O regresso dos MSF ao campo
O afegão Mansoor, de 21 anos, partilha uma tenda com dois amigos. Mas nenhum tem acesso a água potável para tomar banhou ou lavar as suas roupas. As instalações sanitárias ficam a uma grande distância de, por exemplo, instalações sanitárias. À noite, sempre escura e sem qualquer iluminação pública, as mulheres e as crianças não se atrevem a sair à procura de uma, que fica lá ao longe.

"Eu não vou sem o meu marido, porque tenho medo", relata Farida, que ali chegou no início de março com os quatro filhos.

E depois há os bêbados, que as ameaçam e atacam. E as grávidas com pouco acompanhamento médico. E os idosos, os doentes crónicos, as pessoas que sofrem de distúrbios mentais que nestas condições de "desumanidade", como descreve a MSF, pioram. E 79 menores desacompanhados. Há um mês, a MSF voltou a enviar uma equipa médica para Vathy.

Outros exemplos de sobrelotação
E os problemas que ali detetaram também se têm repetido nos campos de Moria, na ilha Lesbos (onde vivem 5.225 pessoas num espaço previsto para 3.100) e Chios (sobrelotado com 1.361 pessoas, numa área para 1.014).

O palestiniano Shaker, de 35 anos, está há vários meses no campo de Vial, na ilha de Chios. As dificuldades que vivenciou em Gaza, depois a travessia para o Egipto, de barco até à Turquia e à Grécia, causaram na sua mulher problemas psiquiátrios, que Shaker sente estarem a agravar-se pela miséria que encontraram ali. Tem pesadelos e nem sequer consegue sair do contentor, que dividem com outra família, e onde a energia é limitada: só há entre as 2 e as 4 da tarde e depois entre as 6 e a meia-noite.

A iraquiana Iman, que tem diabetes, e o marido, com problemas respiratórios, partilham um destes contentores com os outros 12 membros da sua família. Queixou-se às autoridades que com estes problemas de saúde deveriam viver noutro local. "É o que temos", disseram-lhe. Iman não se resigna: "Viemos para a Europa para fugir à guerra, e é assim que a Europa nos trata".
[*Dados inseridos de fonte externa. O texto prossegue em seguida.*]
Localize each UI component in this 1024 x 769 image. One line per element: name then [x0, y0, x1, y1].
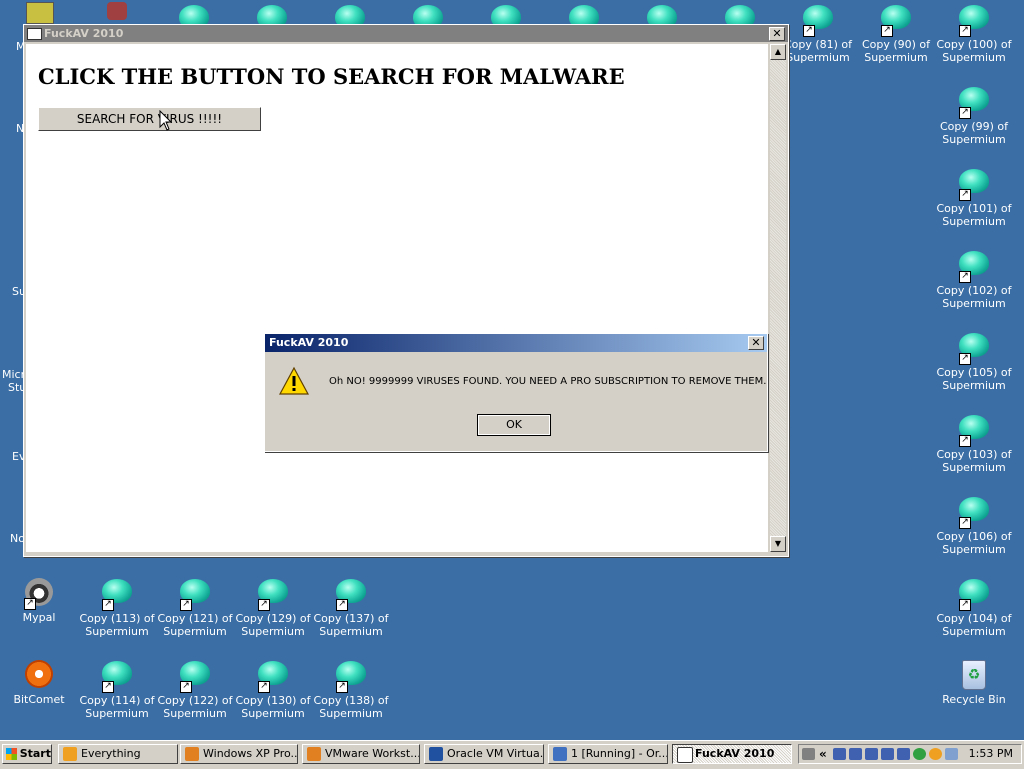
clock: 1:53 PM: [968, 747, 1013, 760]
dialog-title: FuckAV 2010: [269, 336, 349, 349]
dialog-titlebar[interactable]: FuckAV 2010 ✕: [265, 334, 767, 352]
recycle-bin-icon: ♻: [962, 660, 986, 690]
virtualbox-icon: [429, 747, 443, 761]
shortcut-arrow-icon: ↗: [24, 598, 36, 610]
vertical-scrollbar[interactable]: ▲ ▼: [770, 44, 786, 552]
desktop-icon-supermium[interactable]: ↗ Copy (103) of Supermium: [935, 412, 1013, 474]
keyboard-icon[interactable]: [802, 748, 815, 760]
desktop-icon-supermium[interactable]: ↗ Copy (102) of Supermium: [935, 248, 1013, 310]
warning-icon: [279, 366, 309, 395]
desktop-icon-supermium[interactable]: ↗ Copy (114) of Supermium: [78, 658, 156, 720]
shortcut-arrow-icon: ↗: [959, 517, 971, 529]
desktop-icon[interactable]: [78, 2, 156, 20]
display-icon[interactable]: [945, 748, 958, 760]
page-heading: CLICK THE BUTTON TO SEARCH FOR MALWARE: [38, 64, 625, 89]
desktop-icon-supermium[interactable]: ↗ Copy (113) of Supermium: [78, 576, 156, 638]
desktop-icon-supermium[interactable]: ↗ Copy (106) of Supermium: [935, 494, 1013, 556]
desktop-icon-supermium[interactable]: ↗ Copy (100) of Supermium: [935, 2, 1013, 64]
desktop-icon-supermium[interactable]: ↗ Copy (130) of Supermium: [234, 658, 312, 720]
taskbar-item-virtualbox[interactable]: Oracle VM Virtua...: [424, 744, 544, 764]
taskbar-item-windows-xp[interactable]: Windows XP Pro...: [180, 744, 298, 764]
taskbar-item-everything[interactable]: Everything: [58, 744, 178, 764]
shortcut-arrow-icon: ↗: [258, 599, 270, 611]
main-window-title: FuckAV 2010: [44, 27, 124, 40]
window-icon: [677, 747, 693, 763]
scroll-up-icon[interactable]: ▲: [770, 44, 786, 60]
network-icon[interactable]: [881, 748, 894, 760]
start-label: Start: [19, 747, 51, 760]
shortcut-arrow-icon: ↗: [258, 681, 270, 693]
taskbar-item-fuckav[interactable]: FuckAV 2010: [672, 744, 792, 764]
shortcut-arrow-icon: ↗: [102, 681, 114, 693]
network-icon[interactable]: [849, 748, 862, 760]
mouse-cursor-icon: [159, 110, 173, 131]
shortcut-arrow-icon: ↗: [336, 599, 348, 611]
dialog-message: Oh NO! 9999999 VIRUSES FOUND. YOU NEED A…: [329, 376, 767, 387]
shortcut-arrow-icon: ↗: [803, 25, 815, 37]
shortcut-arrow-icon: ↗: [959, 271, 971, 283]
shortcut-arrow-icon: ↗: [959, 599, 971, 611]
desktop-icon-supermium[interactable]: ↗ Copy (81) of Supermium: [779, 2, 857, 64]
desktop-icon-supermium[interactable]: ↗ Copy (101) of Supermium: [935, 166, 1013, 228]
shortcut-arrow-icon: ↗: [959, 435, 971, 447]
windows-logo-icon: [6, 748, 17, 760]
shortcut-arrow-icon: ↗: [180, 599, 192, 611]
network-icon[interactable]: [833, 748, 846, 760]
desktop-icon-supermium[interactable]: ↗ Copy (122) of Supermium: [156, 658, 234, 720]
taskbar-item-vmware[interactable]: VMware Workst...: [302, 744, 420, 764]
vm-icon: [553, 747, 567, 761]
main-window-titlebar[interactable]: FuckAV 2010 ✕: [24, 25, 788, 42]
folder-icon: [307, 747, 321, 761]
main-window: FuckAV 2010 ✕ CLICK THE BUTTON TO SEARCH…: [23, 24, 789, 557]
taskbar-item-running-vm[interactable]: 1 [Running] - Or...: [548, 744, 668, 764]
dialog-close-button[interactable]: ✕: [748, 336, 764, 350]
desktop-icon[interactable]: [0, 2, 78, 24]
main-window-close-button[interactable]: ✕: [769, 27, 785, 41]
shortcut-arrow-icon: ↗: [336, 681, 348, 693]
scroll-down-icon[interactable]: ▼: [770, 536, 786, 552]
ok-button[interactable]: OK: [477, 414, 551, 436]
desktop-icon-mypal[interactable]: ↗ Mypal: [0, 576, 78, 624]
shortcut-arrow-icon: ↗: [959, 353, 971, 365]
desktop-icon-supermium[interactable]: ↗ Copy (129) of Supermium: [234, 576, 312, 638]
desktop-icon-supermium[interactable]: ↗ Copy (121) of Supermium: [156, 576, 234, 638]
search-virus-button[interactable]: SEARCH FOR VIRUS !!!!!: [38, 107, 261, 131]
desktop-icon-recycle-bin[interactable]: ♻ Recycle Bin: [935, 658, 1013, 706]
tray-expand-chevron[interactable]: «: [819, 747, 827, 761]
desktop-icon-supermium[interactable]: ↗ Copy (104) of Supermium: [935, 576, 1013, 638]
window-app-icon: [27, 28, 42, 40]
desktop-icon-supermium[interactable]: ↗ Copy (90) of Supermium: [857, 2, 935, 64]
network-icon[interactable]: [865, 748, 878, 760]
shortcut-arrow-icon: ↗: [881, 25, 893, 37]
virus-alert-dialog: FuckAV 2010 ✕ Oh NO! 9999999 VIRUSES FOU…: [264, 333, 768, 452]
taskbar: Start Everything Windows XP Pro... VMwar…: [0, 740, 1024, 769]
search-icon: [63, 747, 77, 761]
desktop-icon-supermium[interactable]: ↗ Copy (99) of Supermium: [935, 84, 1013, 146]
shortcut-arrow-icon: ↗: [180, 681, 192, 693]
folder-icon: [185, 747, 199, 761]
network-icon[interactable]: [897, 748, 910, 760]
search-icon[interactable]: [929, 748, 942, 760]
shortcut-arrow-icon: ↗: [959, 107, 971, 119]
app-icon: [107, 2, 127, 20]
desktop-icon-supermium[interactable]: ↗ Copy (105) of Supermium: [935, 330, 1013, 392]
desktop-icon-supermium[interactable]: ↗ Copy (137) of Supermium: [312, 576, 390, 638]
desktop-icon-bitcomet[interactable]: BitComet: [0, 658, 78, 706]
shortcut-arrow-icon: ↗: [102, 599, 114, 611]
main-window-content: CLICK THE BUTTON TO SEARCH FOR MALWARE S…: [26, 44, 768, 552]
system-tray: « 1:53 PM: [798, 744, 1022, 764]
globe-icon[interactable]: [913, 748, 926, 760]
shortcut-arrow-icon: ↗: [959, 25, 971, 37]
start-button[interactable]: Start: [2, 744, 52, 764]
shortcut-arrow-icon: ↗: [959, 189, 971, 201]
bitcomet-icon: [25, 660, 53, 688]
app-icon: [26, 2, 54, 24]
desktop-icon-supermium[interactable]: ↗ Copy (138) of Supermium: [312, 658, 390, 720]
No Inverno de Moria, diz esta organização, 60% das crianças que os médicos ali assistiram ficaram doentes devido às fracas condições de insalubridade que ali existem.
Excesso de pessoas, burocracia
Estes migrantes encontram ainda uma parede de burocracia difícil de escalar. Exemplo: um jovem chegou do Afeganistão no final do ano passado e foi instalado em Chios. Tem consigo uma folha A4 que lhe serve de documento de identificação enquanto está no campo. É nessa mesma folha que se lê a data em que o seu pedido de asilo estará terminado: 26 de julho de 2021.

São tantos os que, como ele, procuram asilo na Europa que as autoridades gregas só conseguirão terminar o processo dentro de 862 dias.